Indian Economic Outlook

The COVID-19 pandemic created structural damage to economy & bankruptcy, unemployment, financial crisis. The GDP is falling down and it depends on the virus spread, the effectiveness of public health response, and the effectiveness of government economic policy. India’s GDP is at its lowest in the past six years. The PMI (Purchasing Manager’s Index) of china loss to 40.3 on February 20, 2020, from 51.1 on January 20, 2020, the below 50 PMI indicates recessionary conditions.

Restaurant businesses are completely closed during the lockdown. Social distancing leads to collapse inactivity. Lockdown affected the consumption of non-essential goods and it leads to a loss in their business. The unruly impact on demand has created substantial cash flow gaps for corporates.

In India, Apparel market which contributes more than 2 % of GDP & more than 45 million direct jobs (as per 2018-2019) is getting affected, manufacturing and exports of yarn, fabric, apparel will get affected from 20-29% & price of imported man-made fiber will be raise by 20-25%. The Indian textile & apparel sector production is expected to reduce by 10-12 %.
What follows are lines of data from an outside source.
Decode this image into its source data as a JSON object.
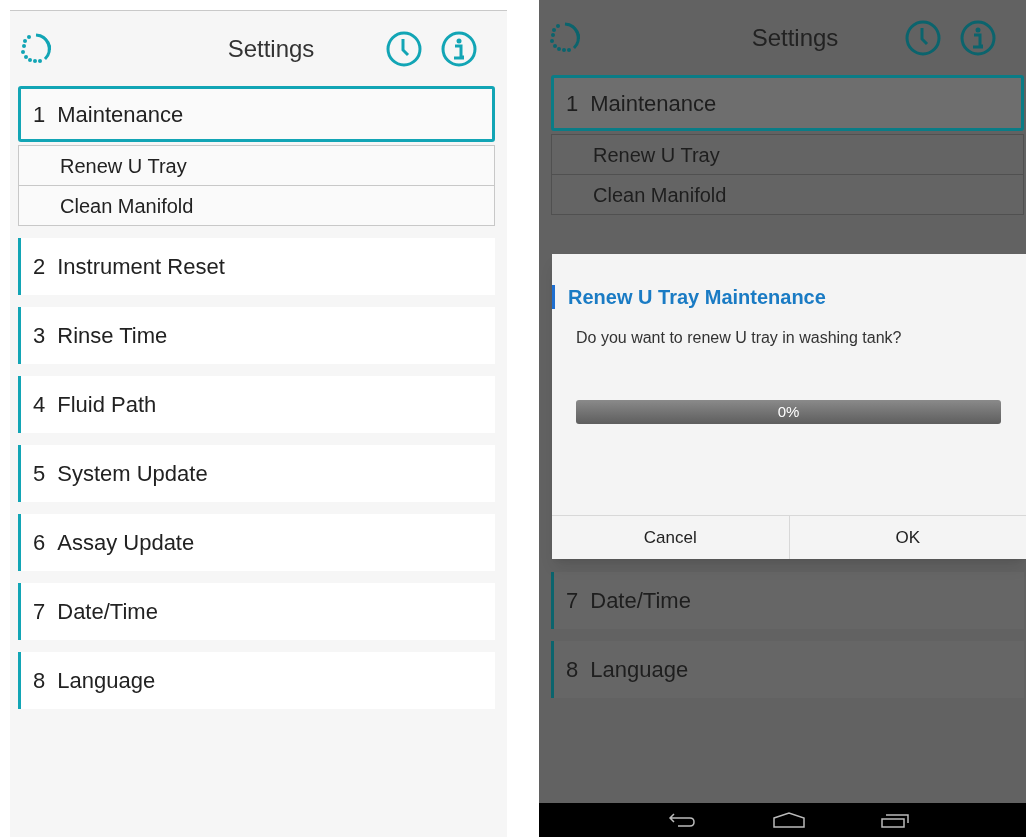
{
  "screens": [
    {
      "title": "Settings",
      "items": [
        {
          "number": "1",
          "label": "Maintenance",
          "selected": true,
          "children": [
            {
              "label": "Renew U Tray"
            },
            {
              "label": "Clean Manifold"
            }
          ]
        },
        {
          "number": "2",
          "label": "Instrument Reset",
          "selected": false
        },
        {
          "number": "3",
          "label": "Rinse Time",
          "selected": false
        },
        {
          "number": "4",
          "label": "Fluid Path",
          "selected": false
        },
        {
          "number": "5",
          "label": "System Update",
          "selected": false
        },
        {
          "number": "6",
          "label": "Assay Update",
          "selected": false
        },
        {
          "number": "7",
          "label": "Date/Time",
          "selected": false
        },
        {
          "number": "8",
          "label": "Language",
          "selected": false
        }
      ]
    },
    {
      "title": "Settings",
      "dimmed": true,
      "nav_bar": true,
      "items": [
        {
          "number": "1",
          "label": "Maintenance",
          "selected": true,
          "children": [
            {
              "label": "Renew U Tray"
            },
            {
              "label": "Clean Manifold"
            }
          ]
        },
        {
          "number": "7",
          "label": "Date/Time",
          "selected": false
        },
        {
          "number": "8",
          "label": "Language",
          "selected": false
        }
      ],
      "dialog": {
        "title": "Renew U Tray Maintenance",
        "message": "Do you want to renew U tray in washing tank?",
        "progress": {
          "level": 0,
          "label": "0%"
        },
        "buttons": [
          "Cancel",
          "OK"
        ]
      }
    }
  ]
}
The automobile & Auto components sector contributes 7.1% & 2.3 % of GDP respectively which creates employment of approx. 40 million. The manufacturing plants are shut down and it leads to stop the export of raw material. It is directly affecting the import of ready auto-components. While the automobile sector was already struggling in business and due to lockdown in pandemic customers are delaying the vehicle purchases. The companies will be postponed to new launches. The pandemic will affect Aviation and Tourism industry by at least 22 billion USD. The travel sector will reduce by 25 % result which can create unemployment of 50 million.
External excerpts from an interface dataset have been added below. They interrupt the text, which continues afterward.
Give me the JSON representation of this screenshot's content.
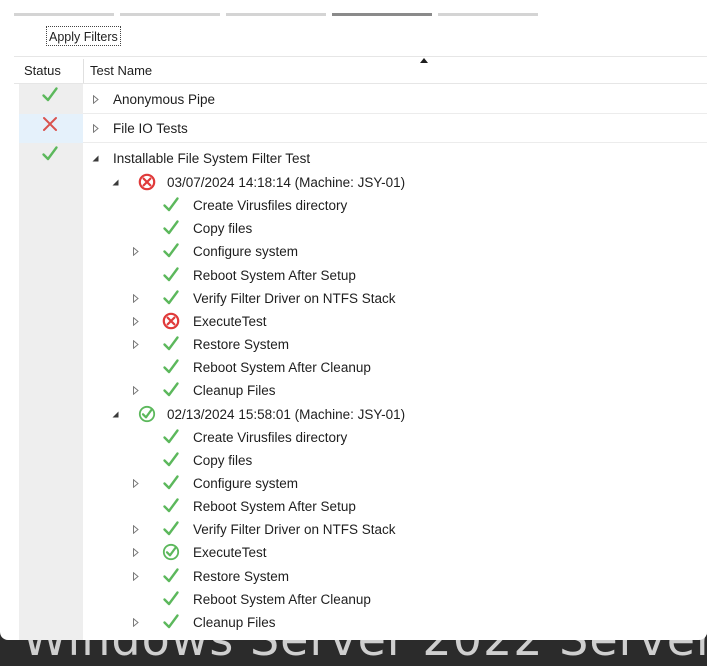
{
  "toolbar": {
    "apply_filters_label": "Apply Filters"
  },
  "columns": {
    "status": "Status",
    "test_name": "Test Name"
  },
  "tree": [
    {
      "label": "Anonymous Pipe",
      "status": "pass",
      "expander": "collapsed"
    },
    {
      "label": "File IO Tests",
      "status": "fail",
      "expander": "collapsed"
    },
    {
      "label": "Installable File System Filter Test",
      "status": "pass",
      "expander": "expanded"
    },
    {
      "label": "03/07/2024 14:18:14 (Machine: JSY-01)",
      "status": "error-circle",
      "expander": "expanded"
    },
    {
      "label": "Create Virusfiles directory",
      "status": "check",
      "expander": "none"
    },
    {
      "label": "Copy files",
      "status": "check",
      "expander": "none"
    },
    {
      "label": "Configure system",
      "status": "check",
      "expander": "collapsed"
    },
    {
      "label": "Reboot System After Setup",
      "status": "check",
      "expander": "none"
    },
    {
      "label": "Verify Filter Driver on NTFS Stack",
      "status": "check",
      "expander": "collapsed"
    },
    {
      "label": "ExecuteTest",
      "status": "error-circle",
      "expander": "collapsed"
    },
    {
      "label": "Restore System",
      "status": "check",
      "expander": "collapsed"
    },
    {
      "label": "Reboot System After Cleanup",
      "status": "check",
      "expander": "none"
    },
    {
      "label": "Cleanup Files",
      "status": "check",
      "expander": "collapsed"
    },
    {
      "label": "02/13/2024 15:58:01 (Machine: JSY-01)",
      "status": "pass-circle",
      "expander": "expanded"
    },
    {
      "label": "Create Virusfiles directory",
      "status": "check",
      "expander": "none"
    },
    {
      "label": "Copy files",
      "status": "check",
      "expander": "none"
    },
    {
      "label": "Configure system",
      "status": "check",
      "expander": "collapsed"
    },
    {
      "label": "Reboot System After Setup",
      "status": "check",
      "expander": "none"
    },
    {
      "label": "Verify Filter Driver on NTFS Stack",
      "status": "check",
      "expander": "collapsed"
    },
    {
      "label": "ExecuteTest",
      "status": "pass-circle",
      "expander": "collapsed"
    },
    {
      "label": "Restore System",
      "status": "check",
      "expander": "collapsed"
    },
    {
      "label": "Reboot System After Cleanup",
      "status": "check",
      "expander": "none"
    },
    {
      "label": "Cleanup Files",
      "status": "check",
      "expander": "collapsed"
    }
  ],
  "colors": {
    "pass": "#5cb85c",
    "fail": "#d9534f",
    "selected_row": "#e5f1fb",
    "status_column": "#eeeeee"
  }
}
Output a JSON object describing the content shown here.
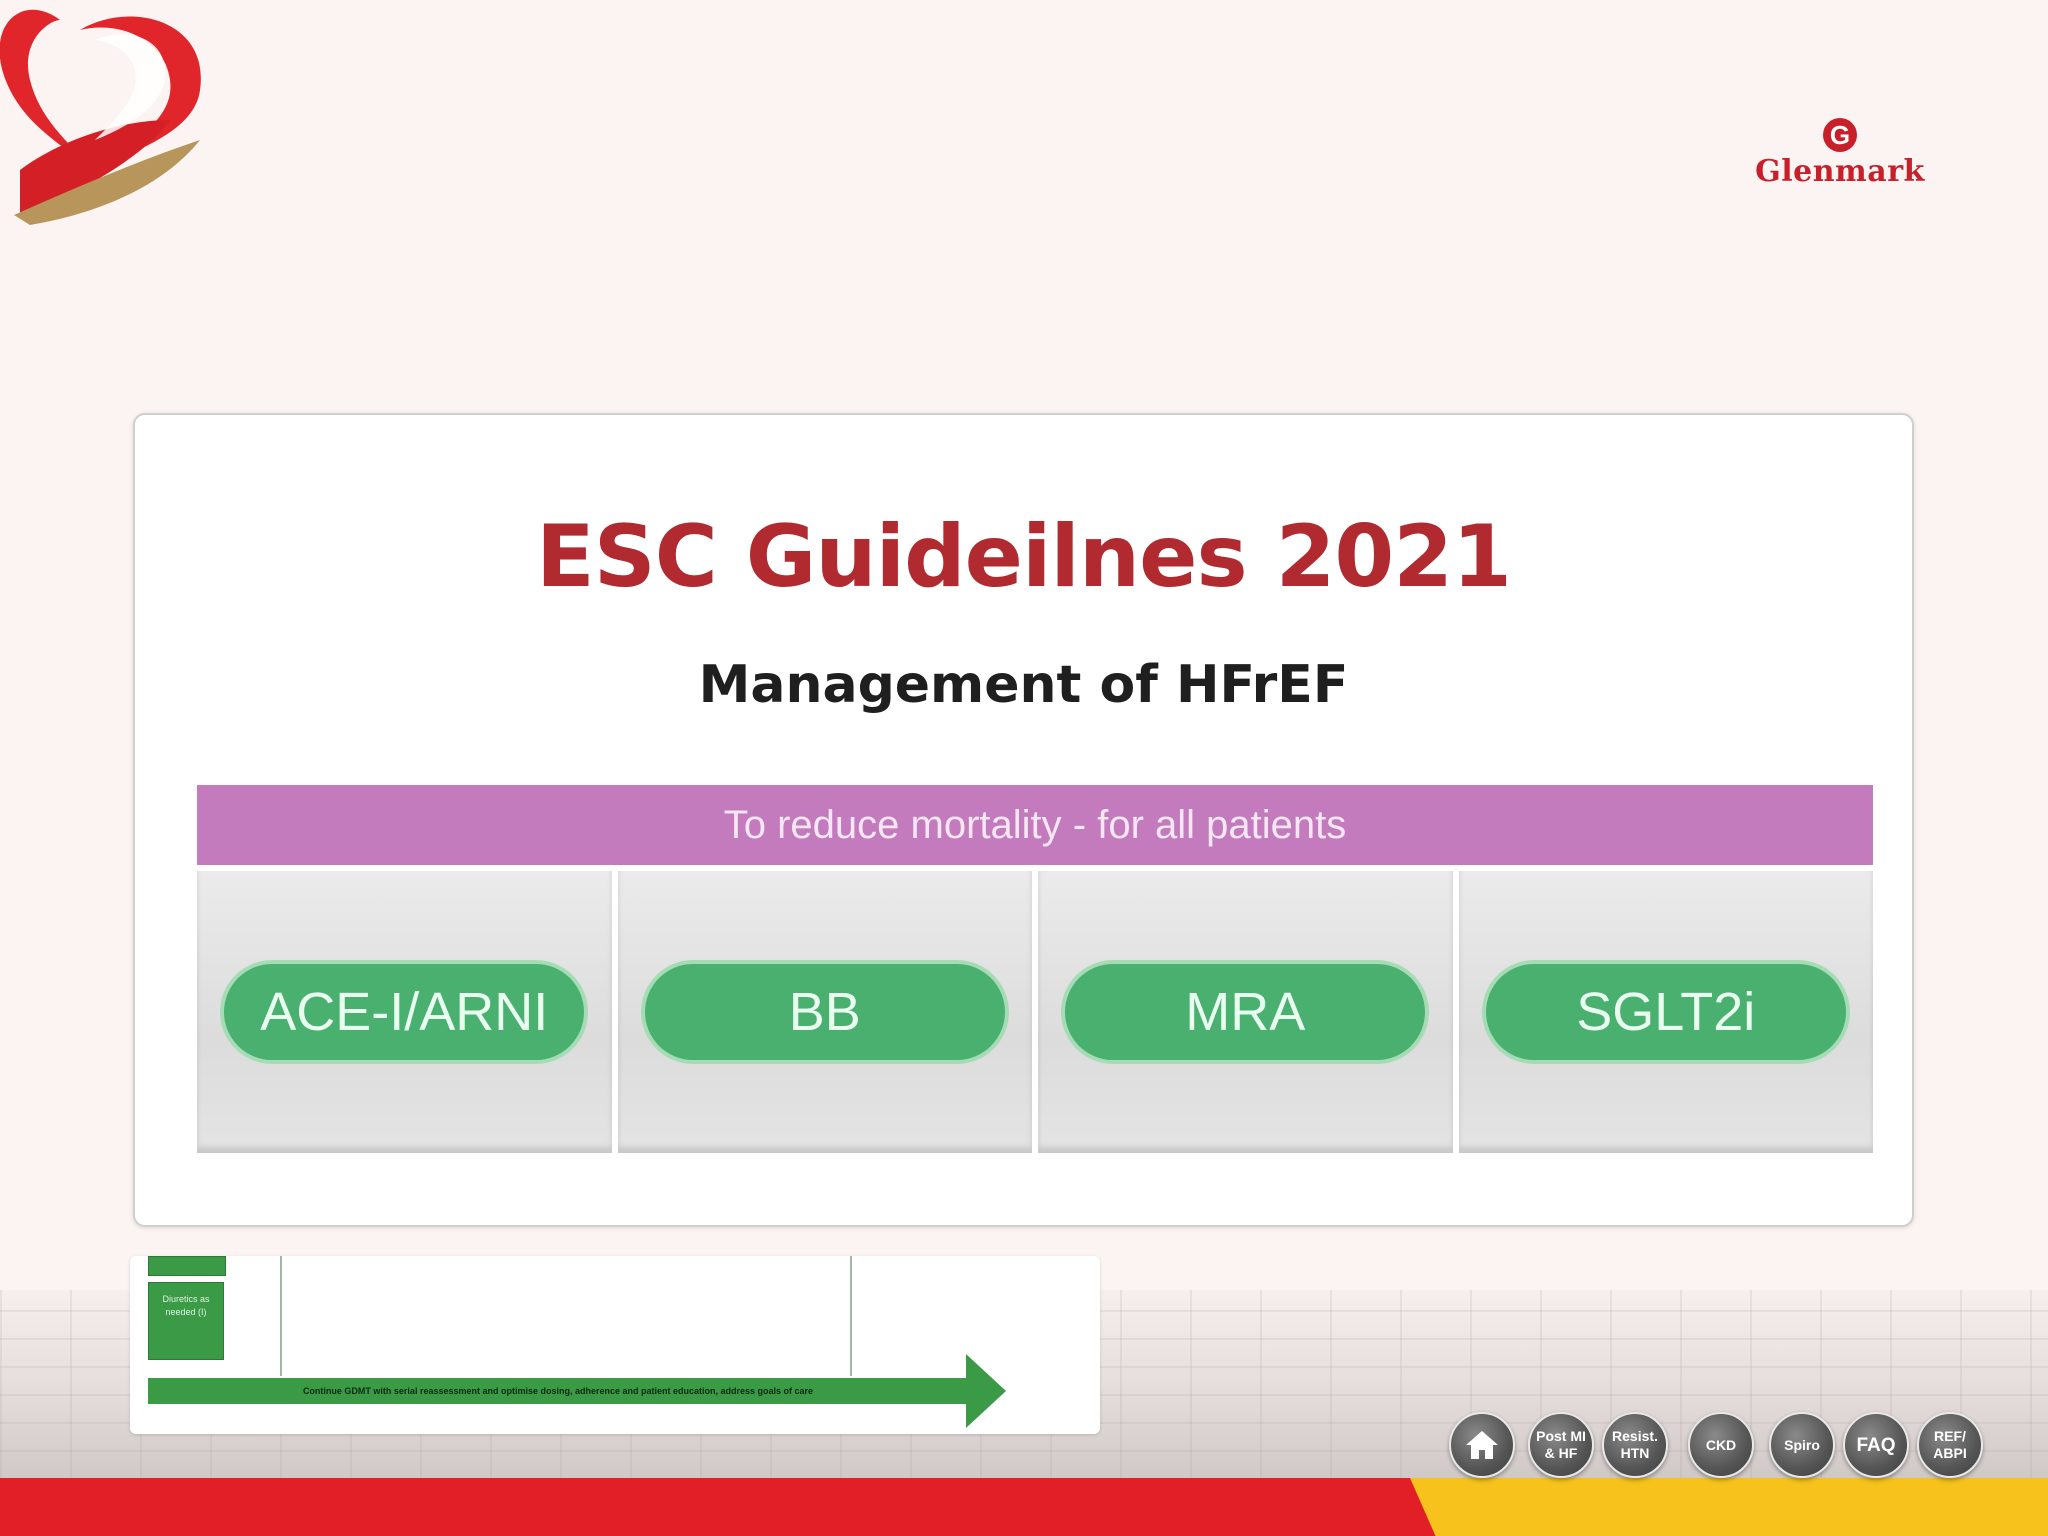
{
  "brand": {
    "name": "Glenmark",
    "mark": "G"
  },
  "slide": {
    "title": "ESC Guideilnes 2021",
    "subtitle": "Management of HFrEF",
    "band_label": "To reduce mortality - for all patients",
    "drugs": [
      "ACE-I/ARNI",
      "BB",
      "MRA",
      "SGLT2i"
    ]
  },
  "flowchart": {
    "box_label": "Diuretics as needed (I)",
    "arrow_label": "Continue GDMT with serial reassessment and optimise dosing, adherence and patient education, address goals of care"
  },
  "nav": {
    "home_icon": "home-icon",
    "buttons": [
      "Post MI & HF",
      "Resist. HTN",
      "CKD",
      "Spiro",
      "FAQ",
      "REF/ ABPI"
    ]
  },
  "colors": {
    "title_red": "#b02a2f",
    "band_purple": "#c47bbd",
    "pill_green": "#49b06f",
    "footer_red": "#e21e26",
    "footer_yellow": "#f7c21b"
  }
}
The real estate is one of the largest employment generation sectors and it contributes to 13% to GDP. More than 1600 big projects have stopped due to a shortage of liquidity. The overall closure in the manufacturing of Cement, steels, building material causing the slowdown in the real estate sector. There are weakened sales in the residential segment and commercial segments like retail and hospitality due to lower footfalls affecting the slowdown in fresh equity investment in the real estate sector. Raw material prices of Petrochemical have fallen down due to lower global demand and additional supply causing price war between Russia and Saudi Arabia. The maximum production of petrochemical in India consumed within the same country so there is no much impact on exports.

The education sector is affected by the closure of classroom lessons. The schools and colleges are trying to conduct online classes but it is working to some extent only due to the availability of the Internet, technology, and delivering skills. The Placement and internships of students are on hold.

Banks' profitability reduced due to fewer transactions in lockdown, reduced loans, and low-interest rates. The customer will move towards strong banks for a more safe deposit impacting small private banks and small finance banks. Meanwhile, the insurance sector witnessed rapid growth. The life insurance grew by 18 % and health insurance by 31 % as compared to Feb 19. The digital health products sales have increased substantially.

As agriculture is announced as an essential category, there is a micro impact on the sector. Harvesting of rabbi-seasonal products is impacted due to the availability of seeds & fertilizers and Agro-chemicals. In the lockdown, online grocery selling businesses are growing. The unavailability of labor & raw materials resulted in factory operations shut down & shipment of products has stopped.

The economy can restart only when people will immune to COVID-19 disease or a strong health system that can detect and respond to cases.